The results of the MAXR analyses show the best regression models for 1 through 16 (Tables 4-3 through 4-6) and 1 through 17 (Tables G-1 through G-4, G-7, and G-8) nutrients or components. Additional analyses were performed to examine the distributions of R2 of models and the properties of "next-best" models (i.e., those that had the next lowest R2 from the best R2 model). These analyses were conducted with the 1 through 17 nutrients or food components models that included whole grains. These results are presented in Appendix G. In brief, there was a wide distribution of R2 among the 24,310 possible eight nutrient or food component models, with models on a per 100 kcal basis having a minimum R2 of 0.21 and interquartile range of 0.44 to 0.53. We also examined the top 10 eight-nutrient or food component models to examine differences in R2, nutrients, and beta coefficients (Tables G-5 and G-6). The R2 for the top models were high and close to the maximum R2 values. All of the top 10 models included fiber, unsaturated fat, saturated fat, sodium, and added sugar. All but one of the models included protein. Whole grains were not retained in the top two models but were present in 4 or 5 of the top 10 models for both unit bases. Vitamin D replaced calcium in the second highest models for both unit bases. Some of the top 10 models had potassium, one had vitamin A, one had vitamin B12, but none included vitamin E, iron, magnesium, or folic acid.
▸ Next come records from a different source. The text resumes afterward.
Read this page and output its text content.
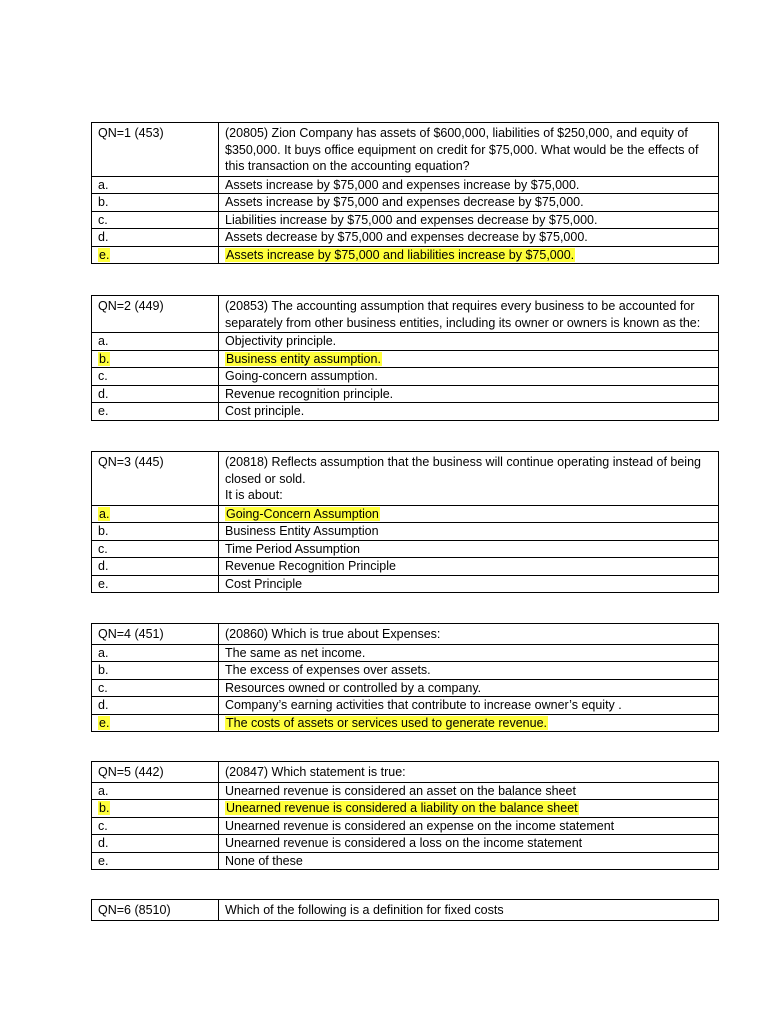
QN=1 (453)	(20805) Zion Company has assets of $600,000, liabilities of $250,000, and equity of $350,000. It buys office equipment on credit for $75,000. What would be the effects of this transaction on the accounting equation?
a.	Assets increase by $75,000 and expenses increase by $75,000.
b.	Assets increase by $75,000 and expenses decrease by $75,000.
c.	Liabilities increase by $75,000 and expenses decrease by $75,000.
d.	Assets decrease by $75,000 and expenses decrease by $75,000.
e.	Assets increase by $75,000 and liabilities increase by $75,000.
QN=2 (449)	(20853) The accounting assumption that requires every business to be accounted for separately from other business entities, including its owner or owners is known as the:
a.	Objectivity principle.
b.	Business entity assumption.
c.	Going-concern assumption.
d.	Revenue recognition principle.
e.	Cost principle.
QN=3 (445)	(20818) Reflects assumption that the business will continue operating instead of being closed or sold.
It is about:
a.	Going-Concern Assumption
b.	Business Entity Assumption
c.	Time Period Assumption
d.	Revenue Recognition Principle
e.	Cost Principle
QN=4 (451)	(20860) Which is true about Expenses:
a.	The same as net income.
b.	The excess of expenses over assets.
c.	Resources owned or controlled by a company.
d.	Company’s earning activities that contribute to increase owner’s equity .
e.	The costs of assets or services used to generate revenue.
QN=5 (442)	(20847) Which statement is true:
a.	Unearned revenue is considered an asset on the balance sheet
b.	Unearned revenue is considered a liability on the balance sheet
c.	Unearned revenue is considered an expense on the income statement
d.	Unearned revenue is considered a loss on the income statement
e.	None of these
QN=6 (8510)	Which of the following is a definition for fixed costs
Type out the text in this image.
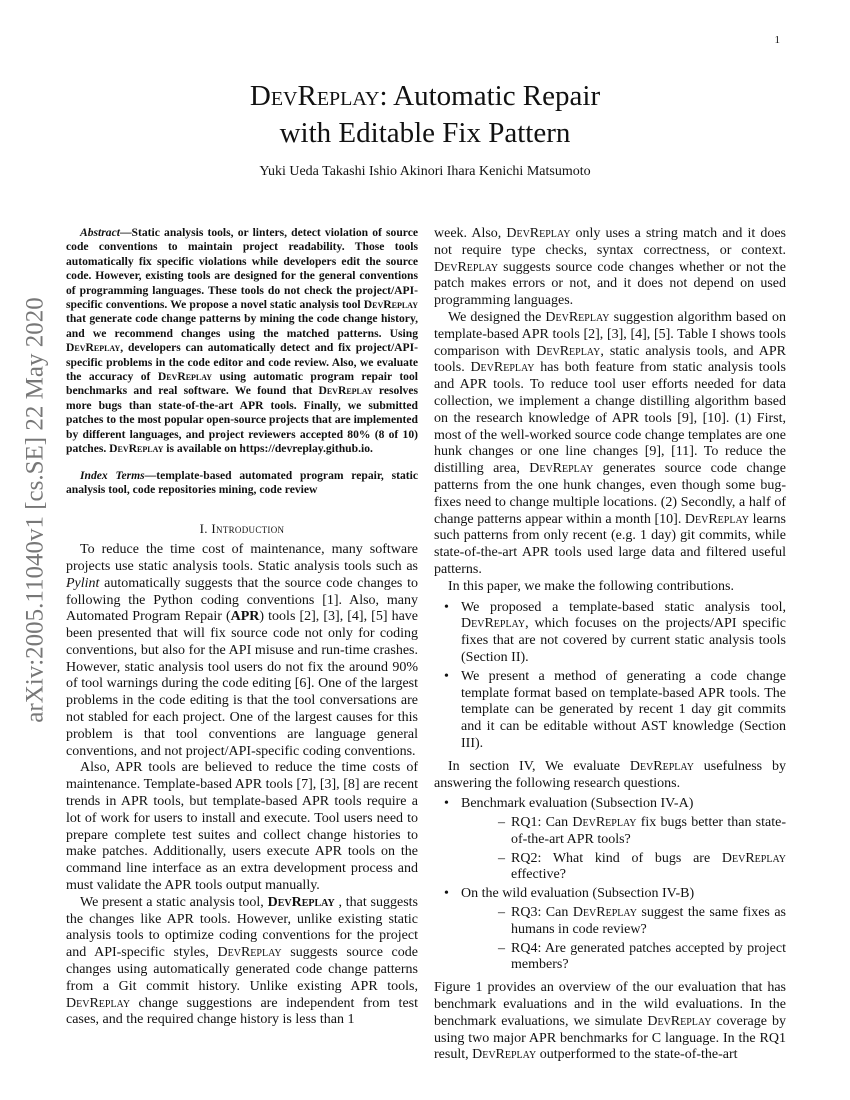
1
arXiv:2005.11040v1 [cs.SE] 22 May 2020
DevReplay: Automatic Repair
with Editable Fix Pattern
Yuki Ueda Takashi Ishio Akinori Ihara Kenichi Matsumoto

Abstract—Static analysis tools, or linters, detect violation of source code conventions to maintain project readability. Those tools automatically fix specific violations while developers edit the source code. However, existing tools are designed for the general conventions of programming languages. These tools do not check the project/API-specific conventions. We propose a novel static analysis tool DevReplay that generate code change patterns by mining the code change history, and we recommend changes using the matched patterns. Using DevReplay, developers can automatically detect and fix project/API-specific problems in the code editor and code review. Also, we evaluate the accuracy of DevReplay using automatic program repair tool benchmarks and real software. We found that DevReplay resolves more bugs than state-of-the-art APR tools. Finally, we submitted patches to the most popular open-source projects that are implemented by different languages, and project reviewers accepted 80% (8 of 10) patches. DevReplay is available on https://devreplay.github.io.

Index Terms—template-based automated program repair, static analysis tool, code repositories mining, code review

I. Introduction

To reduce the time cost of maintenance, many software projects use static analysis tools. Static analysis tools such as Pylint automatically suggests that the source code changes to following the Python coding conventions [1]. Also, many Automated Program Repair (APR) tools [2], [3], [4], [5] have been presented that will fix source code not only for coding conventions, but also for the API misuse and run-time crashes. However, static analysis tool users do not fix the around 90% of tool warnings during the code editing [6]. One of the largest problems in the code editing is that the tool conversations are not stabled for each project. One of the largest causes for this problem is that tool conventions are language general conventions, and not project/API-specific coding conventions.

Also, APR tools are believed to reduce the time costs of maintenance. Template-based APR tools [7], [3], [8] are recent trends in APR tools, but template-based APR tools require a lot of work for users to install and execute. Tool users need to prepare complete test suites and collect change histories to make patches. Additionally, users execute APR tools on the command line interface as an extra development process and must validate the APR tools output manually.

We present a static analysis tool, DevReplay , that suggests the changes like APR tools. However, unlike existing static analysis tools to optimize coding conventions for the project and API-specific styles, DevReplay suggests source code changes using automatically generated code change patterns from a Git commit history. Unlike existing APR tools, DevReplay change suggestions are independent from test cases, and the required change history is less than 1

week. Also, DevReplay only uses a string match and it does not require type checks, syntax correctness, or context. DevReplay suggests source code changes whether or not the patch makes errors or not, and it does not depend on used programming languages.

We designed the DevReplay suggestion algorithm based on template-based APR tools [2], [3], [4], [5]. Table I shows tools comparison with DevReplay, static analysis tools, and APR tools. DevReplay has both feature from static analysis tools and APR tools. To reduce tool user efforts needed for data collection, we implement a change distilling algorithm based on the research knowledge of APR tools [9], [10]. (1) First, most of the well-worked source code change templates are one hunk changes or one line changes [9], [11]. To reduce the distilling area, DevReplay generates source code change patterns from the one hunk changes, even though some bug-fixes need to change multiple locations. (2) Secondly, a half of change patterns appear within a month [10]. DevReplay learns such patterns from only recent (e.g. 1 day) git commits, while state-of-the-art APR tools used large data and filtered useful patterns.

In this paper, we make the following contributions.

• We proposed a template-based static analysis tool, DevReplay, which focuses on the projects/API specific fixes that are not covered by current static analysis tools (Section II).
• We present a method of generating a code change template format based on template-based APR tools. The template can be generated by recent 1 day git commits and it can be editable without AST knowledge (Section III).

In section IV, We evaluate DevReplay usefulness by answering the following research questions.

• Benchmark evaluation (Subsection IV-A)
– RQ1: Can DevReplay fix bugs better than state-of-the-art APR tools?
– RQ2: What kind of bugs are DevReplay effective?
• On the wild evaluation (Subsection IV-B)
– RQ3: Can DevReplay suggest the same fixes as humans in code review?
– RQ4: Are generated patches accepted by project members?

Figure 1 provides an overview of the our evaluation that has benchmark evaluations and in the wild evaluations. In the benchmark evaluations, we simulate DevReplay coverage by using two major APR benchmarks for C language. In the RQ1 result, DevReplay outperformed to the state-of-the-art
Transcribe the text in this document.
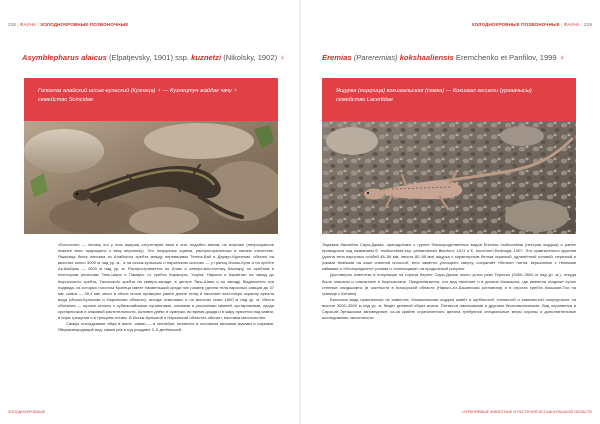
218 | ФАУНА | ХОЛОДНОКРОВНЫЕ ПОЗВОНОЧНЫЕ
Asymblepharus alaicus (Elpatjevsky, 1901) ssp. kuznetzi (Nikolsky, 1902) ♀

Гологлаз алайский иссык-кульский (Кузнеца) ♀ — Кузнецтун жайдак чачу ♀

семейство Scincidae

«Бологлаз» — потому что у этих ящериц отсутствуют веки и они, подобно змеям, не моргают (непрозрачное нижнее веко приращено к веку верхнему). Это некрупные сцинки, распространенные в нашем отечестве. Ящерица была описана из Алайского хребта между перевалами Тенгиз-Бай и Дараут-Курганом; обычно на высотах около 3000 м над ур. м., а на иссык-кульском и нарынском склонах — у границ Иссык-Куля и на хребте Ак-Шыйрак — 4000 м над ур. м. Распространяется по Алаю и северо-восточному Кашгару, по хребтам и некоторым регионам Тянь-Шаня и Памира: от хребта Каракоры, Ушуна, Нарына и Караптан на запад до Кыргызского хребта, Таласского хребта на северо-западе, в центре Тянь-Шаня и по западу. Выделяется три подвида, из которых гологлаз Кузнеца имеет наименьший среди них размер (длина тела взрослых самцов до 47 мм, самок — 49,4 мм; хвост в обоих полов примерно равен длине тела) и населяет восточную окраину ареала вида (Иссык-Кульская и Нарынская области), иногда отмечаясь и на высотах ниже 1800 м над ур. м. Места обитания — горные склоны с субальпийскими луговинами, осыпями и россыпями камней, кустарниками, среди кустарничков и злаковой растительности. Активен днём; в сумерки, во время дождя и в жару прячется под камни, в норы грызунов и в трещины почвы. В Иссык-Кульской и Нарынской областях обычен, местами многочислен.

Самцы откладывают яйца в июле, самки — в сентябре; питаются в основном мелкими жуками и пауками. Яйцеживородящий вид; самки раз в год рождают 2–5 детёнышей.

ХОЛОДНОКРОВНЫЕ
ХОЛОДНОКРОВНЫЕ ПОЗВОНОЧНЫЕ | ФАУНА | 219
Eremias (Pareremias) kokshaaliensis Eremchenko et Panfilov, 1999 ♀

Ящурка (ящерица) кокшаальская (самка) — Кокшаал кесиеги (ургаачысы)

семейство Lacertidae

Эндемик бассейна Сары-Джаза, принадлежит к группе близкородственных видов Eremias multiocellata (пестрая ящурка) и ранее приводился под названием E. multiocellata ssp. yarkandensis Blanford, 1874 и E. buechneri Bedriaga, 1907. Это сравнительно крупная (длина тела взрослых особей 48–56 мм, хвоста 80–95 мм) ящурка с характерным белым окраской, удлинённой головой, нерезкой и узкими тёмными на коже спинной полосой; тело заметно уплощено сверху, сохраняет «белые» пятна, вершинные с тёмными каймами и «беспорядочно» рогами и «ключицами» на продольный рисунок.

Достоверно известны в популяции на горном береге Сары-Джаза около устья реки Теректы (3400–3500 м над ур. м.), откуда были описаны и описанные в Кыргызстане. Предполагается, что вид населяет и в долине Кокшаала, где имеются сходные сухие степные ландшафты (в частности в Кочкорской области (Нарын–Ат-Башинская котловина) и в отрогах хребта Кокшаал-Тоо на границе с Китаем).

Биология вида практически не известна. Кокшаальская ящурка живёт в щебнистой, глинистой и каменистой полупустыне на высоте 3000–3500 м над ур. м. Ведёт дневной образ жизни. Питается насекомыми и другими беспозвоночными. Вид охраняется в Сарычат-Эрташском заповеднике; из-за крайне ограниченного ареала требуются специальные меры охраны и дополнительные исследования численности.

ОХРАНЯЕМЫЕ ЖИВОТНЫЕ И РАСТЕНИЯ ИССЫК-КУЛЬСКОЙ ОБЛАСТИ
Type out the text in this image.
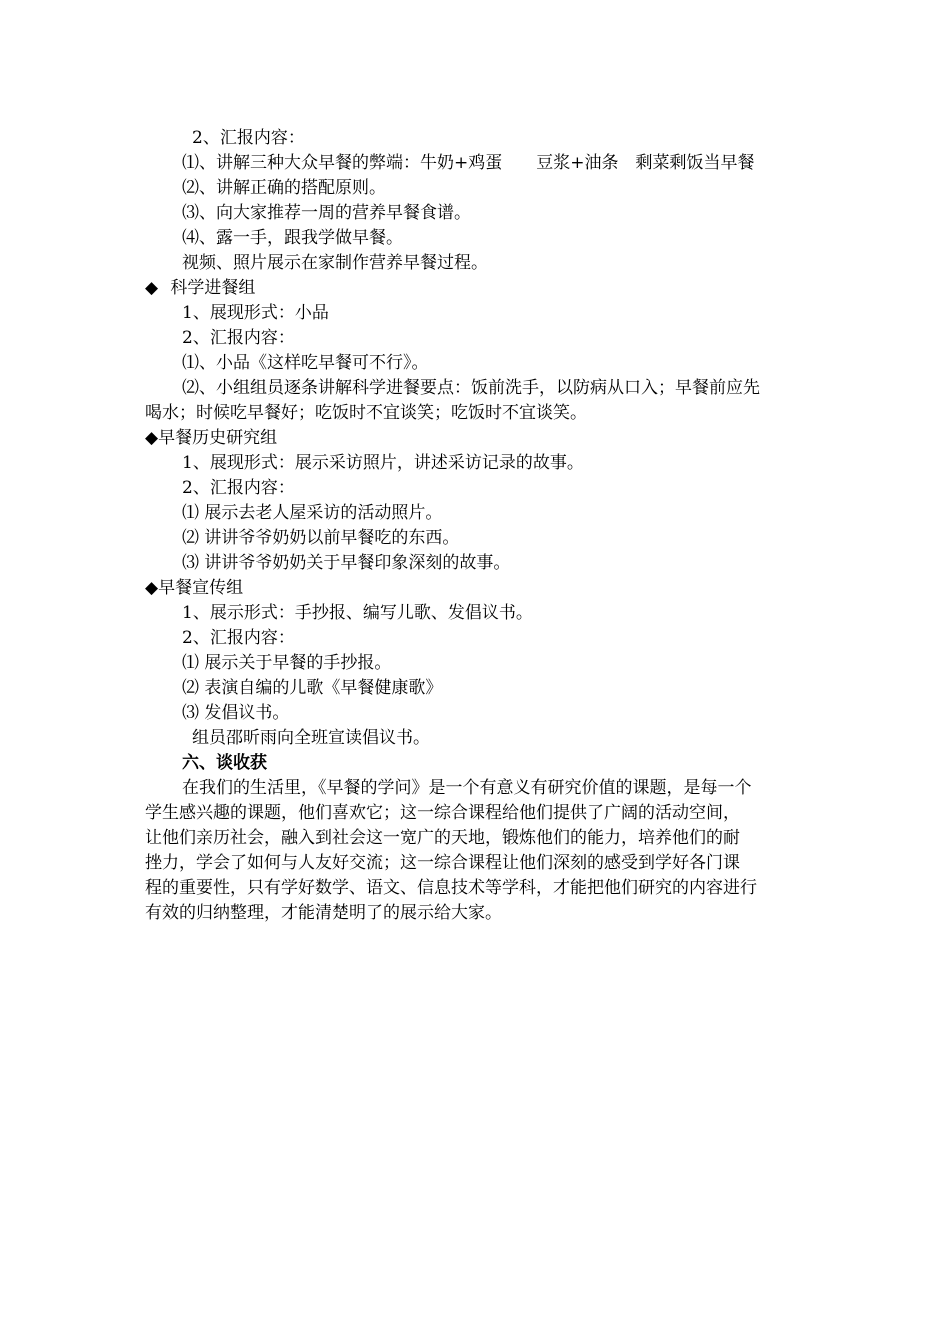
2、汇报内容：
⑴、讲解三种大众早餐的弊端：牛奶+鸡蛋　　豆浆+油条　剩菜剩饭当早餐
⑵、讲解正确的搭配原则。
⑶、向大家推荐一周的营养早餐食谱。
⑷、露一手，跟我学做早餐。
视频、照片展示在家制作营养早餐过程。
◆ 科学进餐组
1、展现形式：小品
2、汇报内容：
⑴、小品《这样吃早餐可不行》。
⑵、小组组员逐条讲解科学进餐要点：饭前洗手，以防病从口入；早餐前应先
喝水；时候吃早餐好；吃饭时不宜谈笑；吃饭时不宜谈笑。
◆早餐历史研究组
1、展现形式：展示采访照片，讲述采访记录的故事。
2、汇报内容：
⑴ 展示去老人屋采访的活动照片。
⑵ 讲讲爷爷奶奶以前早餐吃的东西。
⑶ 讲讲爷爷奶奶关于早餐印象深刻的故事。
◆早餐宣传组
1、展示形式：手抄报、编写儿歌、发倡议书。
2、汇报内容：
⑴ 展示关于早餐的手抄报。
⑵ 表演自编的儿歌《早餐健康歌》
⑶ 发倡议书。
组员邵昕雨向全班宣读倡议书。
六、谈收获
在我们的生活里，《早餐的学问》是一个有意义有研究价值的课题，是每一个
学生感兴趣的课题，他们喜欢它；这一综合课程给他们提供了广阔的活动空间，
让他们亲历社会，融入到社会这一宽广的天地，锻炼他们的能力，培养他们的耐
挫力，学会了如何与人友好交流；这一综合课程让他们深刻的感受到学好各门课
程的重要性，只有学好数学、语文、信息技术等学科，才能把他们研究的内容进行
有效的归纳整理，才能清楚明了的展示给大家。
The fact that the R2 values for the top 10 models were extremely close suggests that there are a number of possible eight-nutrient or food component algorithms that would be similar in predicting dietary quality based on the HEI.

After discussions with the ASPE/FDA team, it was decided to use information from the MAXR analyses to develop final models and conduct further analyses. RTI recommended the eight-nutrient/component model, because the higher-term models did not significantly improve R2. The ASPE/FDA team requested models scored using both unit bases, per 100 kcal and per RACC.